As the use of robotic surgery grows, FDA evaluations remain focused on ensuring the technology can safely and effectively perform its intended task, both panelists said.
Regulatory review focuses on key factors such as accurate recognition of anatomy, precise alignment, and imaging fidelity. Evaluation extends beyond clinical outcomes to include potential tissue damage, burns, bleeding, or device-related complications and other nonclinical risks that can be assessed through simulation and other preclinical testing.
“We’re not necessarily asking whether a robot can outperform a surgeon,” Dr. Tarver explained. “We’re asking whether it can accomplish what a surgeon alone can accomplish, safely and effectively.”
Clearances for AR and VR systems and supporting instruments have remained steady and continue to rise.

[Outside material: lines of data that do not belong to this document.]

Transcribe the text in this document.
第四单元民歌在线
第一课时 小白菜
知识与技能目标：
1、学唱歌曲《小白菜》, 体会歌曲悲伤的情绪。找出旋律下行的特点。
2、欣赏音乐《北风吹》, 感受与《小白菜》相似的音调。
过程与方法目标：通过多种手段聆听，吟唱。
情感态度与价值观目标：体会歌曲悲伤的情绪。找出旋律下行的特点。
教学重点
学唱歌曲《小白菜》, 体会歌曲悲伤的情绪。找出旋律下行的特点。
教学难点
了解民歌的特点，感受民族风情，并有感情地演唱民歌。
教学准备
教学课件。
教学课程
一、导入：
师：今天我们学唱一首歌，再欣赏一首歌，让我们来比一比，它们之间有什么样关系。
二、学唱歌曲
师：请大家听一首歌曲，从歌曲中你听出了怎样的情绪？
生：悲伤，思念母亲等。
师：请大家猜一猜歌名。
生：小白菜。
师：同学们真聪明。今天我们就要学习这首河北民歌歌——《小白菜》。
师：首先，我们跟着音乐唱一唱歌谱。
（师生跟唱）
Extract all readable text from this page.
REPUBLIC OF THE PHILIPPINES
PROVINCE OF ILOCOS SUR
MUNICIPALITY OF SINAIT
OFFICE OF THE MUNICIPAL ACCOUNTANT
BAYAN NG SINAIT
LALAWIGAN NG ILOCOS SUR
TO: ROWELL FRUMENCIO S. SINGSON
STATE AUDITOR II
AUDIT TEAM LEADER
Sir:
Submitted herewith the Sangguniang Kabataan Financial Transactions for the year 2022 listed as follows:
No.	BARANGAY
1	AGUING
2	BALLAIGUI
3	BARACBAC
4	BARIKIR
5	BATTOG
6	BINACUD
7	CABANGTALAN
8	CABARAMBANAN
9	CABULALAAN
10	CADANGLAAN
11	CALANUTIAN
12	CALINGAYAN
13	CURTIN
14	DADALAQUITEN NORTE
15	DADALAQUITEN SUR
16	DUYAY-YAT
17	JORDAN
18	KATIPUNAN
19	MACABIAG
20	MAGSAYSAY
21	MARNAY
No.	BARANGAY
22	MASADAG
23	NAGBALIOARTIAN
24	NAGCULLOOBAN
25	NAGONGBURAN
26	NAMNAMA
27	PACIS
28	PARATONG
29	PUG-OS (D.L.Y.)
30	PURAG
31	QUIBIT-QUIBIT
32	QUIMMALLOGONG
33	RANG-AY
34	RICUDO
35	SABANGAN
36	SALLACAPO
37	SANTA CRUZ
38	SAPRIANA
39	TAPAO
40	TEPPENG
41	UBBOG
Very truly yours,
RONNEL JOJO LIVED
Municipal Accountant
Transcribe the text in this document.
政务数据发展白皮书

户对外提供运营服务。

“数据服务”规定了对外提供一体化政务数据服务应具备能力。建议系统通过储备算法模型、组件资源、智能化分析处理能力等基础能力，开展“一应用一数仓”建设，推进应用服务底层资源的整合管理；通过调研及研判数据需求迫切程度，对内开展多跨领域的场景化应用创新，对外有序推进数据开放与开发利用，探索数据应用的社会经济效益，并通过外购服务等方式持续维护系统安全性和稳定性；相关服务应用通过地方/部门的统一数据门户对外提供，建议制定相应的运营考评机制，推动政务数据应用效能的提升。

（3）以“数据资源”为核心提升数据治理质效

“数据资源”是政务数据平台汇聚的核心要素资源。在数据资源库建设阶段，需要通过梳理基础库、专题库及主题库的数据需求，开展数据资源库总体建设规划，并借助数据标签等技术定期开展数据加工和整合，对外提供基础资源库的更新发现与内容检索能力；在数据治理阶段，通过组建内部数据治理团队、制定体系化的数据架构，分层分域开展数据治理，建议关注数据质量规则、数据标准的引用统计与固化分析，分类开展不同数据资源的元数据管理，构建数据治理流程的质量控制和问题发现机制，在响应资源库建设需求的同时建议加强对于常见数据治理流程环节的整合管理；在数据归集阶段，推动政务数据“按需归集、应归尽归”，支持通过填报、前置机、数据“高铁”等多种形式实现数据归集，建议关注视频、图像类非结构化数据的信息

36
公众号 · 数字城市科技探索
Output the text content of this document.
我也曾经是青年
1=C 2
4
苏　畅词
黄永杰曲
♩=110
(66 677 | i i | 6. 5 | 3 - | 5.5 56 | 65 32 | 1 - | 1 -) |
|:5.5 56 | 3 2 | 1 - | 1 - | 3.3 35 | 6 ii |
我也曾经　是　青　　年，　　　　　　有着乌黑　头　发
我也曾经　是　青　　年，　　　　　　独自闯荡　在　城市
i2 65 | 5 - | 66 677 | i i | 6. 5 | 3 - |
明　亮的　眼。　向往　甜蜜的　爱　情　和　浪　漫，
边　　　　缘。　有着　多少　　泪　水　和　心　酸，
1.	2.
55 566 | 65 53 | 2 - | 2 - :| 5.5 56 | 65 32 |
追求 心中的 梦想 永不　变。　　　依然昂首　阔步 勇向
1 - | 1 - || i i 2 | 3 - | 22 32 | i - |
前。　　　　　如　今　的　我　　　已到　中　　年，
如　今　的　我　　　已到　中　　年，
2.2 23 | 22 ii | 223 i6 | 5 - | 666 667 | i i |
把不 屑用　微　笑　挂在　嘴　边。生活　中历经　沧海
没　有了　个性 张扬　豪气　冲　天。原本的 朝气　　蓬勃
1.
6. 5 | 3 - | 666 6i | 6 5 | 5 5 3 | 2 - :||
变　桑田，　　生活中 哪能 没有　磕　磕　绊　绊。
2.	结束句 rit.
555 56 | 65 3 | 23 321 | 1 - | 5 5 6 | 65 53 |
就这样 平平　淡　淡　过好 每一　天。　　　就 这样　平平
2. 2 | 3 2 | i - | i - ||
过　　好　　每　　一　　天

“Clinical evaluation is highly specialty-specific, with study design tailored to the procedure, anatomy, and intended use,” said Rear Admiral Peat. “For orthopaedic implants and joint replacement devices, studies may require two or more years of follow-up to fully assess safety and effectiveness. At the same time, surrogate endpoints, such as implant positioning accuracy, ligament balance, and device-related adverse events, can provide early indicators of clinical success.”
As these platforms become increasingly software-driven, cybersecurity has also emerged as a key priority. Because many devices connect directly to hospital infrastructure, vulnerabilities could disrupt not only individual procedures but also entire health systems. As a result, manufacturers must demonstrate robust safeguards against cyber threats as part of the approval process.
Notably, no fully autonomous orthopaedic robotic systems have been approved to date, reinforcing the continued role of the surgeon in the procedural workflow.
Looking ahead, both regulators emphasized the importance of collaboration. Surgeons play a critical role in advancing the field by identifying training gaps, reporting adverse events, and contributing outcomes data. Early engagement with the FDA through pre-submission pathways and collaboration to develop clinically relevant testing models will advance technology with an eye toward safety.
Jennifer Lefkowitz is a freelance writer for AAOS Now.